Día de los Muertos, also known as The Day of the Dead, has been a longtime Mexican tradition. The holiday formally dates back about 3,000 years ago, where it began as a ritual honoring the dead in pre-Columbian Mesoamerica. The holiday begins on Oct. 31 and carries on through until Nov. 2.
Día de los Muertos is celebrated all over Latin America as well as amongst the Mexican population that resides in the United States.
The holiday revolves around the theme of death, but for individuals who celebrate Día de los Muertos, it is more than that. The holiday is about honoring deceased loved ones by celebrating their memory in cemeteries and by welcoming back their soul through food, drinks, and lively music.
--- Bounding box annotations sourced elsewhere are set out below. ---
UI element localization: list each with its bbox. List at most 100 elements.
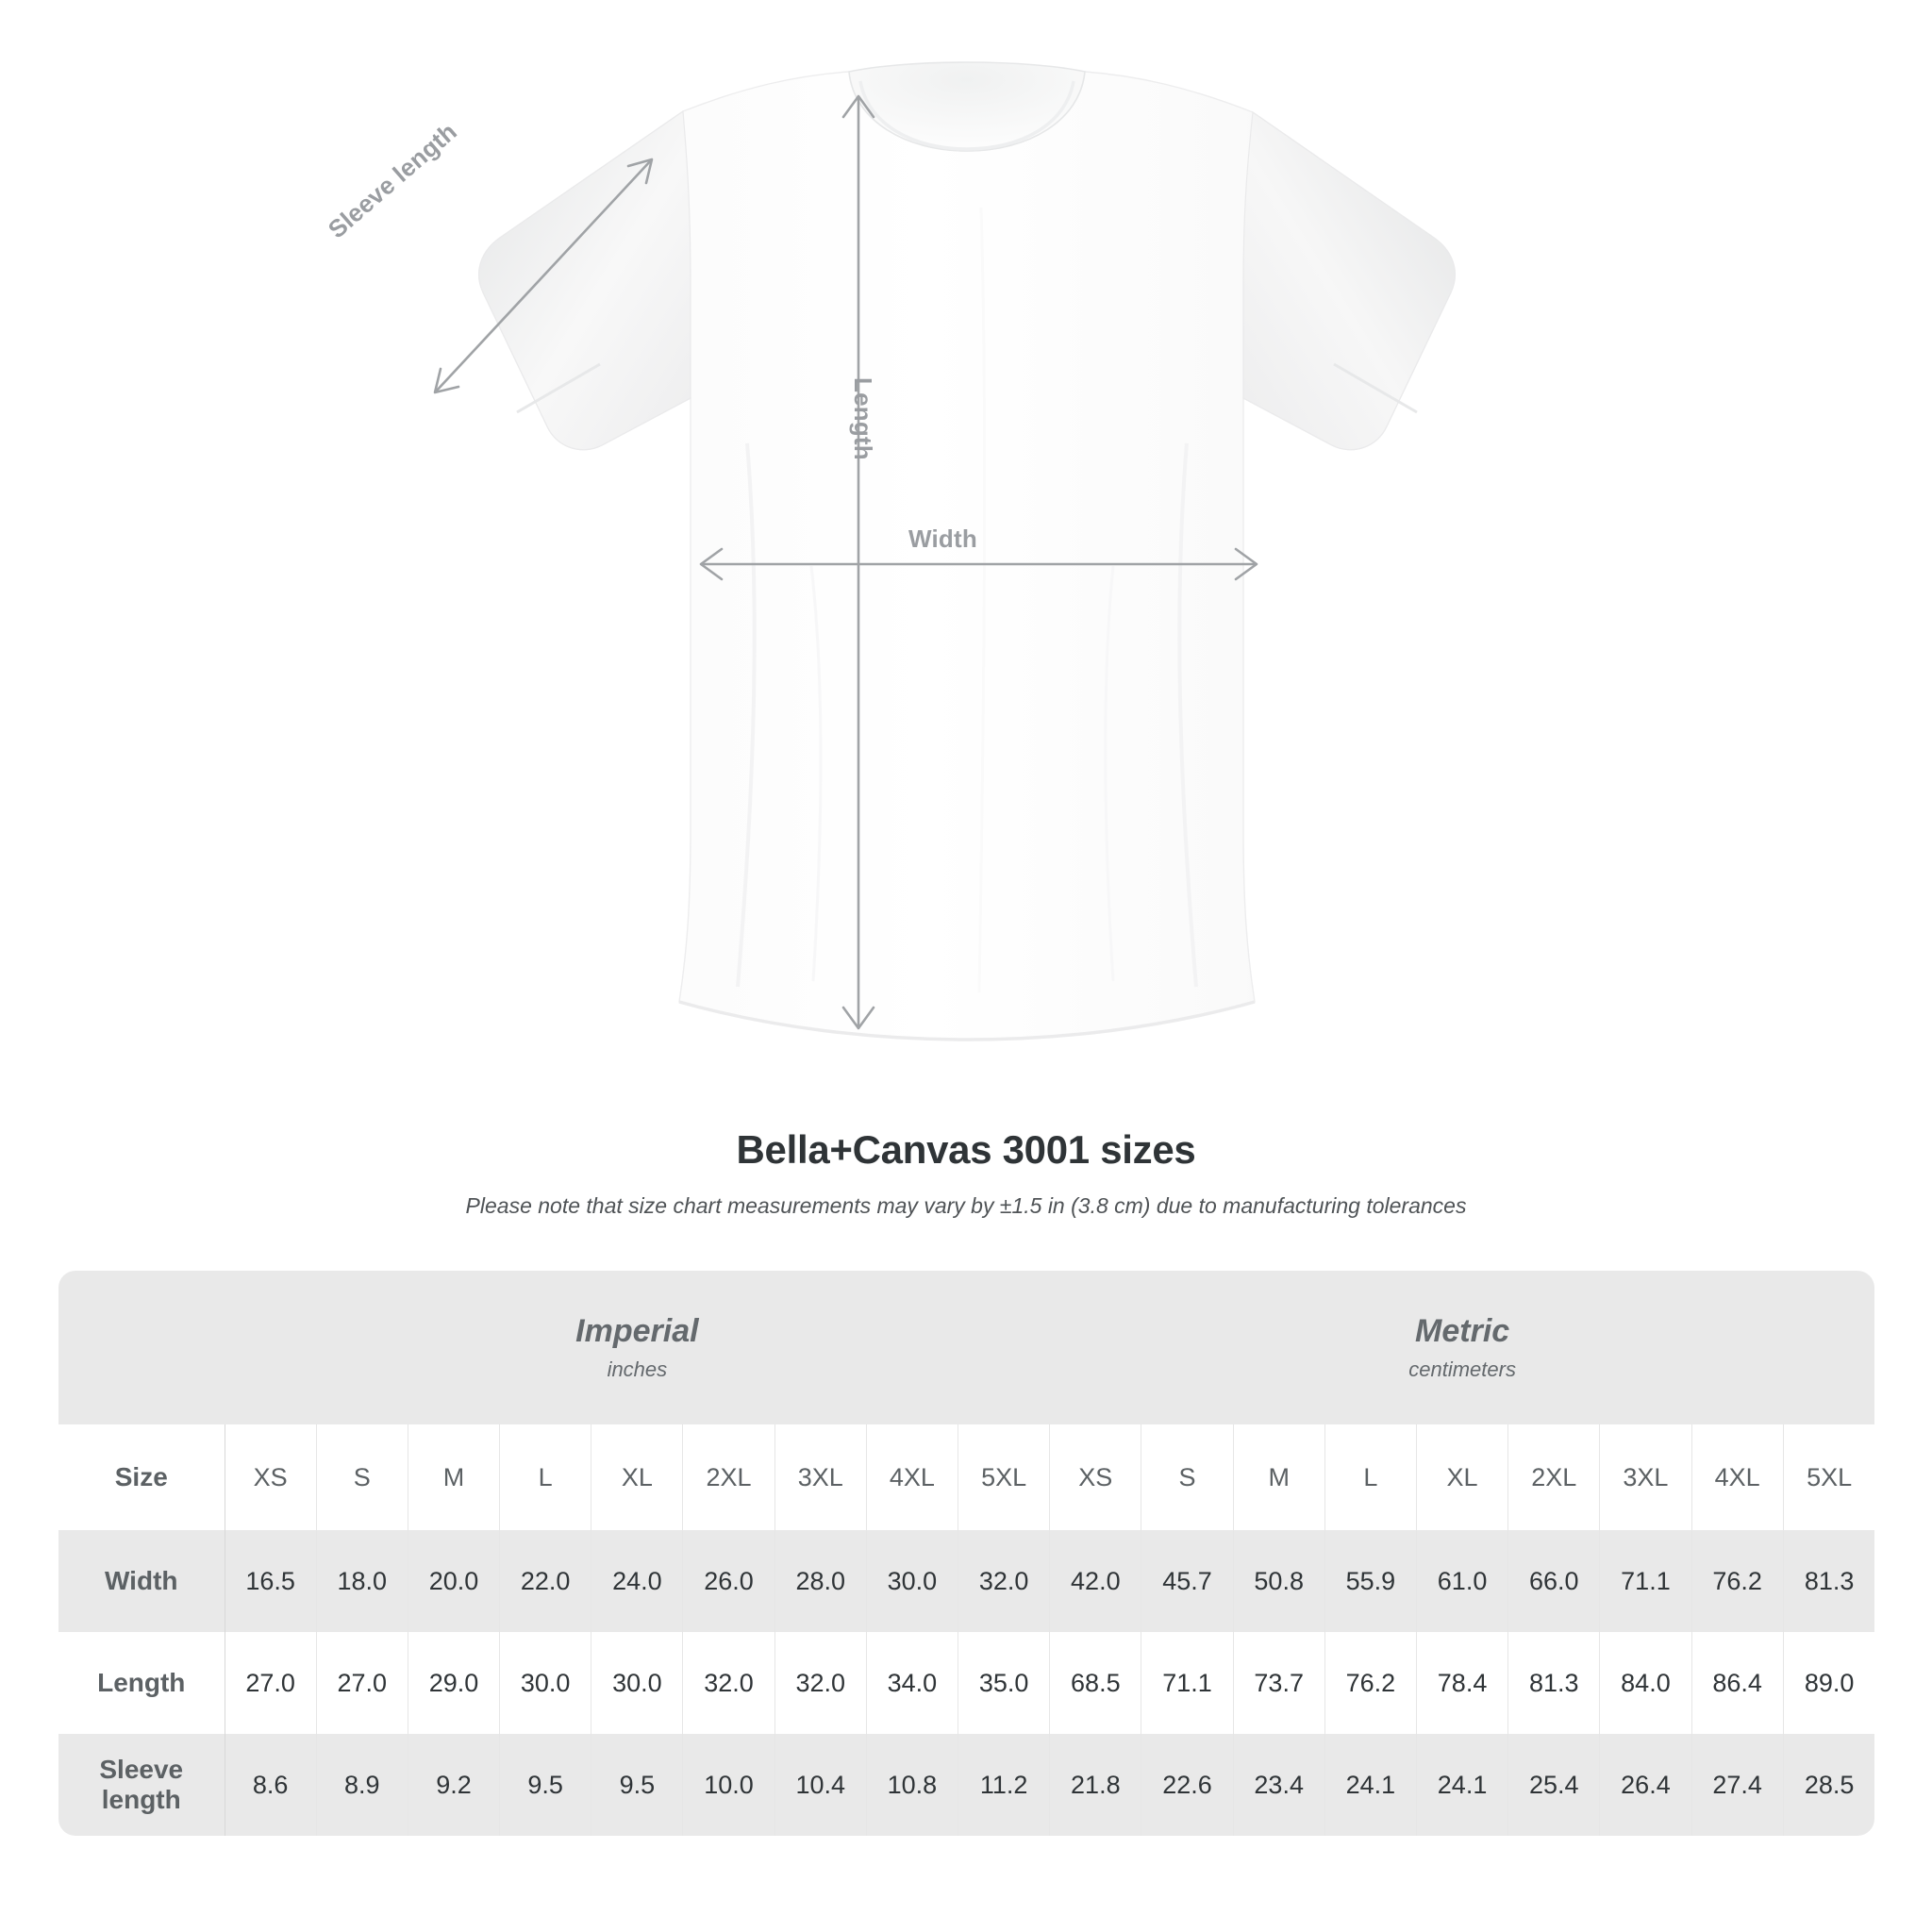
- size-header-metric-3xl: 3XL: [1599, 1424, 1692, 1530]
- cell-sleeve-imperial-xs: 8.6: [225, 1734, 317, 1836]
- cell-width-imperial-4xl: 30.0: [866, 1530, 959, 1632]
- width-annotation: Width: [908, 525, 977, 553]
- cell-sleeve-metric-xs: 21.8: [1049, 1734, 1142, 1836]
- size-header-metric-5xl: 5XL: [1783, 1424, 1874, 1530]
- cell-length-imperial-4xl: 34.0: [866, 1632, 959, 1734]
- cell-width-metric-2xl: 66.0: [1507, 1530, 1601, 1632]
- cell-length-metric-m: 73.7: [1233, 1632, 1325, 1734]
- size-table-container: Imperial inches Metric centimeters Size …: [58, 1271, 1874, 1836]
- shirt-right-sleeve: [1242, 110, 1456, 451]
- cell-length-metric-l: 76.2: [1324, 1632, 1417, 1734]
- page-title: Bella+Canvas 3001 sizes: [736, 1127, 1196, 1172]
- row-label-width: Width: [58, 1530, 225, 1632]
- cell-sleeve-imperial-3xl: 10.4: [774, 1734, 867, 1836]
- unit-group-header-row: Imperial inches Metric centimeters: [58, 1271, 1874, 1424]
- table-row: Sleeve length 8.6 8.9 9.2 9.5 9.5 10.0 1…: [58, 1734, 1874, 1836]
- cell-width-metric-5xl: 81.3: [1783, 1530, 1874, 1632]
- shirt-left-sleeve: [478, 109, 691, 451]
- cell-length-imperial-m: 29.0: [408, 1632, 501, 1734]
- tolerance-note: Please note that size chart measurements…: [465, 1193, 1467, 1218]
- cell-width-metric-4xl: 76.2: [1691, 1530, 1784, 1632]
- size-header-imperial-4xl: 4XL: [866, 1424, 959, 1530]
- size-header-metric-m: M: [1233, 1424, 1325, 1530]
- cell-sleeve-metric-l: 24.1: [1324, 1734, 1417, 1836]
- cell-length-metric-5xl: 89.0: [1783, 1632, 1874, 1734]
- table-row: Length 27.0 27.0 29.0 30.0 30.0 32.0 32.…: [58, 1632, 1874, 1734]
- cell-width-metric-3xl: 71.1: [1599, 1530, 1692, 1632]
- cell-length-imperial-2xl: 32.0: [682, 1632, 775, 1734]
- cell-width-metric-xs: 42.0: [1049, 1530, 1142, 1632]
- length-annotation: Length: [849, 377, 877, 460]
- unit-group-metric-name: Metric: [1415, 1312, 1510, 1349]
- cell-length-imperial-5xl: 35.0: [958, 1632, 1051, 1734]
- cell-sleeve-imperial-xl: 9.5: [591, 1734, 684, 1836]
- size-header-row: Size XS S M L XL 2XL 3XL 4XL 5XL XS S M …: [58, 1424, 1874, 1530]
- cell-width-imperial-3xl: 28.0: [774, 1530, 867, 1632]
- measurement-guides: [433, 94, 1258, 1030]
- cell-length-imperial-xs: 27.0: [225, 1632, 317, 1734]
- unit-group-metric: Metric centimeters: [1049, 1271, 1874, 1424]
- cell-length-metric-xl: 78.4: [1416, 1632, 1509, 1734]
- cell-sleeve-imperial-2xl: 10.0: [682, 1734, 775, 1836]
- cell-width-imperial-l: 22.0: [499, 1530, 592, 1632]
- cell-length-metric-4xl: 86.4: [1691, 1632, 1784, 1734]
- cell-sleeve-metric-2xl: 25.4: [1507, 1734, 1601, 1836]
- cell-width-imperial-xs: 16.5: [225, 1530, 317, 1632]
- cell-width-imperial-5xl: 32.0: [958, 1530, 1051, 1632]
- size-header-metric-2xl: 2XL: [1507, 1424, 1601, 1530]
- cell-width-metric-l: 55.9: [1324, 1530, 1417, 1632]
- unit-group-imperial: Imperial inches: [225, 1271, 1050, 1424]
- cell-sleeve-imperial-l: 9.5: [499, 1734, 592, 1836]
- cell-width-imperial-2xl: 26.0: [682, 1530, 775, 1632]
- sleeve-guide-line: [435, 159, 652, 392]
- cell-length-imperial-xl: 30.0: [591, 1632, 684, 1734]
- cell-width-metric-m: 50.8: [1233, 1530, 1325, 1632]
- cell-sleeve-metric-5xl: 28.5: [1783, 1734, 1874, 1836]
- cell-width-metric-xl: 61.0: [1416, 1530, 1509, 1632]
- row-label-length: Length: [58, 1632, 225, 1734]
- cell-width-imperial-s: 18.0: [316, 1530, 408, 1632]
- unit-group-imperial-name: Imperial: [575, 1312, 699, 1349]
- cell-sleeve-imperial-m: 9.2: [408, 1734, 501, 1836]
- size-header-metric-l: L: [1324, 1424, 1417, 1530]
- cell-length-metric-2xl: 81.3: [1507, 1632, 1601, 1734]
- tshirt-diagram: Sleeve length Length Width: [323, 61, 1456, 1041]
- cell-length-imperial-3xl: 32.0: [774, 1632, 867, 1734]
- cell-length-metric-xs: 68.5: [1049, 1632, 1142, 1734]
- cell-length-metric-s: 71.1: [1141, 1632, 1234, 1734]
- cell-sleeve-imperial-s: 8.9: [316, 1734, 408, 1836]
- size-header-metric-4xl: 4XL: [1691, 1424, 1784, 1530]
- size-header-imperial-l: L: [499, 1424, 592, 1530]
- tshirt-illustration: [433, 61, 1456, 1041]
- size-header-imperial-5xl: 5XL: [958, 1424, 1051, 1530]
- size-header-label: Size: [58, 1424, 225, 1530]
- cell-width-imperial-xl: 24.0: [591, 1530, 684, 1632]
- cell-sleeve-metric-4xl: 27.4: [1691, 1734, 1784, 1836]
- cell-width-metric-s: 45.7: [1141, 1530, 1234, 1632]
- cell-sleeve-imperial-4xl: 10.8: [866, 1734, 959, 1836]
- cell-sleeve-imperial-5xl: 11.2: [958, 1734, 1051, 1836]
- unit-group-imperial-sub: inches: [607, 1357, 668, 1382]
- cell-sleeve-metric-s: 22.6: [1141, 1734, 1234, 1836]
- cell-width-imperial-m: 20.0: [408, 1530, 501, 1632]
- shirt-hem: [678, 1000, 1256, 1041]
- shirt-collar: [848, 61, 1086, 152]
- unit-group-metric-sub: centimeters: [1408, 1357, 1516, 1382]
- size-header-metric-xs: XS: [1049, 1424, 1142, 1530]
- table-row: Width 16.5 18.0 20.0 22.0 24.0 26.0 28.0…: [58, 1530, 1874, 1632]
- size-header-imperial-s: S: [316, 1424, 408, 1530]
- row-label-sleeve-length: Sleeve length: [58, 1734, 225, 1836]
- cell-sleeve-metric-m: 23.4: [1233, 1734, 1325, 1836]
- size-header-imperial-m: M: [408, 1424, 501, 1530]
- cell-sleeve-metric-3xl: 26.4: [1599, 1734, 1692, 1836]
- cell-length-imperial-s: 27.0: [316, 1632, 408, 1734]
- cell-length-imperial-l: 30.0: [499, 1632, 592, 1734]
- heading-block: Bella+Canvas 3001 sizes Please note that…: [0, 1127, 1932, 1219]
- size-header-metric-s: S: [1141, 1424, 1234, 1530]
- size-header-imperial-xl: XL: [591, 1424, 684, 1530]
- cell-length-metric-3xl: 84.0: [1599, 1632, 1692, 1734]
- size-table: Imperial inches Metric centimeters Size …: [58, 1271, 1874, 1836]
- size-header-metric-xl: XL: [1416, 1424, 1509, 1530]
- unit-header-spacer: [58, 1271, 225, 1424]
Though Día de los Muertos is an exciting three-day event for the dead, it also focuses on a more serious tradition for Mexican families.
Mexican cultures often have a shrine dedicated to their loved ones, often displaying ofrendas inside their homes.
Ofrendas are offerings placed on their loved one’s altar to honor their memory and is intended for welcoming back their soul. It is also a tradition for families to display sugar skulls to represent their loved ones.
To get into the spirit of the holiday, San Jose held their Annual Día de los Muertos Procession and Festival on Sunday, Oct. 20, 2019.
“For me, [during] this time around it is special, because it is about celebrating the afterlife and showing my appreciation,” stated Jordan Valentino, an attendee from the festival.
The festival first kicked off with their parade, where people of all genders and ages had their faces colorfully painted resembling La Calavera Catrina, also known as Elegant Skull. There were beautiful performers wearing colorful feather headpieces and shell ankle bracelets, creating loud noises to amped up the crowd’s excitement.
“Here in San Jose, with such a large Hispanic population, it’s more advertised as a social gathering. Día de los Muertos has been more glorified in films, such as CoCo. In the film, it is about remembering the dead, but for us, we always try to remember the dead and not just one day,” expressed Robert Buenrostro, a participant from the parade.